What keeps this thing from being a total snorer is the fact that the female cast is hot as molten iron, and the guys are also actually pretty good. In fact, everyone has gotten work since this thing, and this will be one of those films that five years from now, entertainment journalists will show clips of when one of the cast has hit it big on TV. However, this will not actually go anywhere except the bottom of the video bin or cable.
Written and Directed
By Gary Walkow
This is about male fantasy, pure and simple. Richard (Campbell Scott), the noted blocked writer, is thrown out of his palatial California mansion by his gorgeous movie-star wife, and luckily for him, he had been invited to speak to his ex-lover Diane’s (Alex Kingston) writing class at some LA college. When his plight is made known, two beauteous students, who are also roommates, named Kristen (Izabella Miko) and Jacqueline (Lizzy Caplan), invite our hero to crash at their pad for a while, and he takes them up on it. Male fantasy, pure and simple, what guy wouldn’t want to be in that situation?

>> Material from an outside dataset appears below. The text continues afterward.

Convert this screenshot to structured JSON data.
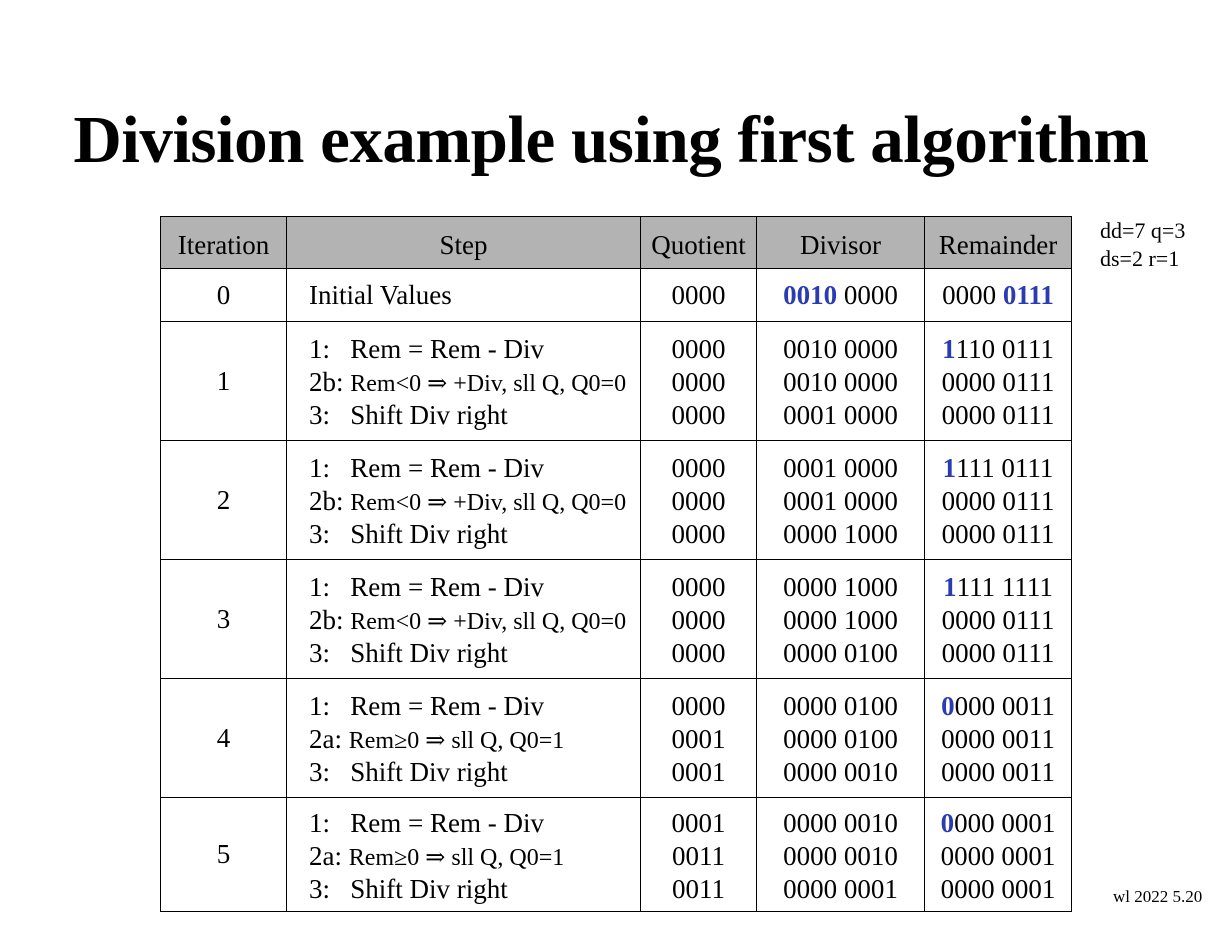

So Richard moves in and begins investigating the private lives of his hostesses, checking out the contents of their desks and computers, what’s in their drawers and the like, and while he offers to pay them rent, all they want is for him to give them private writing lessons, something he readily agrees to. It’s all very autobiographical, as auteur Walkow has Richard discuss a previous work of his ad infinitum. Since this is not a short, we get to watch the two hotties discuss literary analysis and story structure before Richard finally gets each of them in bed. In fact he describes it as just the fantasy he was talking about.
The acting is good, however the script is entirely predictable. Richard gets exactly what he wants out of every situation, although he's intellectual enough to keep from looking like a tired old letch. Good for him. This is one of those independent films that thespians do to pay the rent and get some "intellectual" credits between TV guest appearances and Horror movies. This is going to wind up on an obscure cable channel and never be seen again.